5.  Make A Choice and Create A Plan


If only it were this easy!

Image: scottchan /

Peanut decided that what she really wanted was time in her playroom, without her sister, before breakfast.  We made a plan to have her come downstairs when her alarm goes off and I committed to 15 minutes of uninterrupted playtime.  I agreed to bring her outfit downstairs so she could get dressed before breakfast.


 6.  Implement and Evaluate

I wish that we could make a plan and have that be the end of it.  But now we have to implement our new routine and see if it actually works.  We talked more about our plan at dinner, which reinforced the problem solving cycle and brought Daddy up to speed.

Did we hit the target?

Image: graur razvan ionut /

After a few days of the new routine, I’ll ask Peanut if she feels better about waking up early.  And we’ll see if we solved the problem.  If so, GREAT!  We’ll move on to the next hurdle.  If not, we will revisit our choices to see if we missed something.
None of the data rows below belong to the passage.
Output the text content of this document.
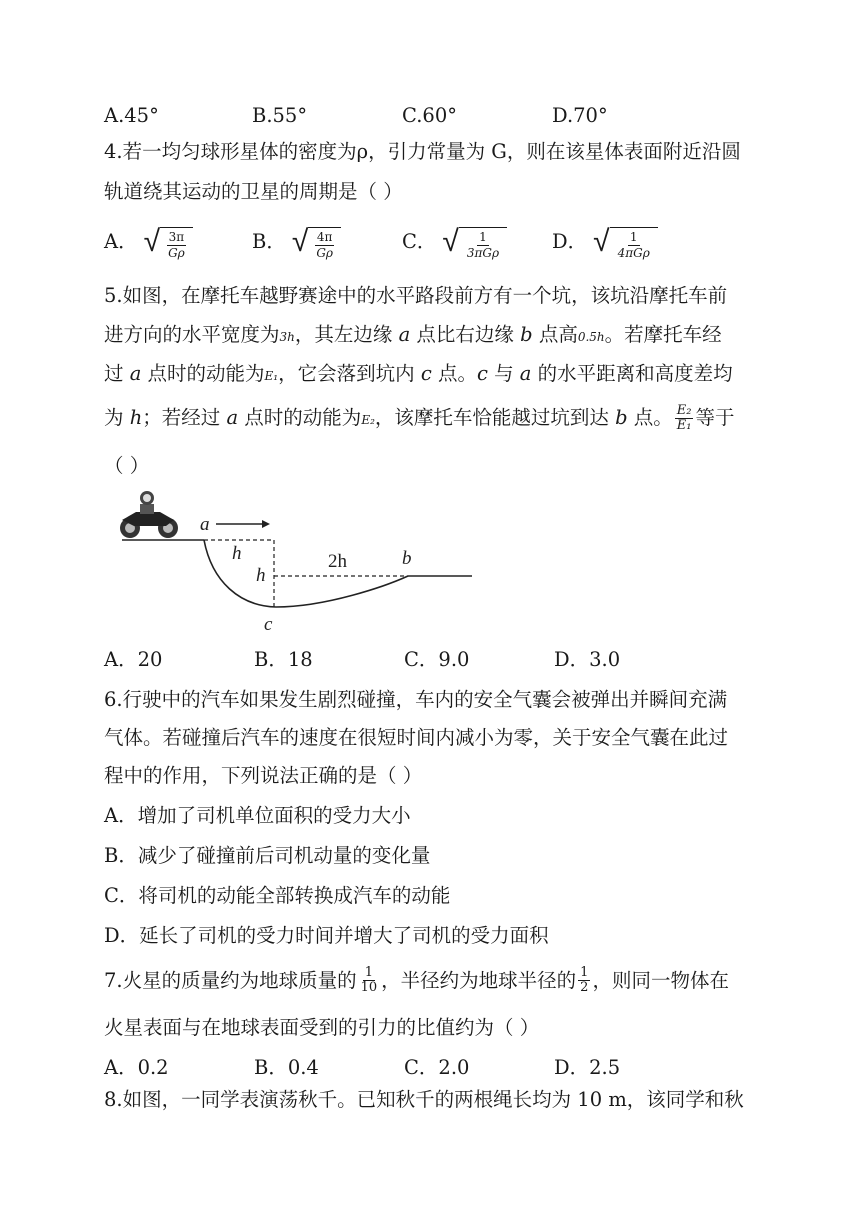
A.45°	B.55°	C.60°	D.70°
4.若一均匀球形星体的密度为ρ，引力常量为 G，则在该星体表面附近沿圆
轨道绕其运动的卫星的周期是（ ）
A． √ $\frac{3\pi}{G\rho}$	B． √ $\frac{4\pi}{G\rho}$	C． √ $\frac{1}{\text{3πGρ}}$	D． √ $\frac{1}{\text{4πGρ}}$
5.如图，在摩托车越野赛途中的水平路段前方有一个坑，该坑沿摩托车前
进方向的水平宽度为3h，其左边缘 a 点比右边缘 b 点高0.5h。若摩托车经
过 a 点时的动能为E₁，它会落到坑内 c 点。c 与 a 的水平距离和高度差均
为 h；若经过 a 点时的动能为E₂，该摩托车恰能越过坑到达 b 点。 $\frac{\text{E₂}}{\text{E₁}}$ 等于
（ ）
a
h
h
2h	b
c
A．20	B．18	C．9.0	D．3.0
6.行驶中的汽车如果发生剧烈碰撞，车内的安全气囊会被弹出并瞬间充满
气体。若碰撞后汽车的速度在很短时间内减小为零，关于安全气囊在此过
程中的作用，下列说法正确的是（ ）
A．增加了司机单位面积的受力大小
B．减少了碰撞前后司机动量的变化量
C．将司机的动能全部转换成汽车的动能
D．延长了司机的受力时间并增大了司机的受力面积
7.火星的质量约为地球质量的 $\frac{1}{10}$ ，半径约为地球半径的 $\frac{1}{2}$ ，则同一物体在
火星表面与在地球表面受到的引力的比值约为（ ）
A．0.2	B．0.4	C．2.0	D．2.5
8.如图，一同学表演荡秋千。已知秋千的两根绳长均为 10 m，该同学和秋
I have no idea if this process will work as a problem solving strategy for Peanut or as a way to solve the “I hate school” dilemma.  But I like that Peanut is driving both the problem identifying and the problem solving. 

And as her mom, that just feels right.



What tips/tricks have you used to teach your kids (or students) to solve their problems autonomously?


Disclosure: I get no kick backs from Amazon, not was I asked to review the book, “How To Talk So Kids Will Listen.”  It was just a helpful book that was the inspiration for #2 above.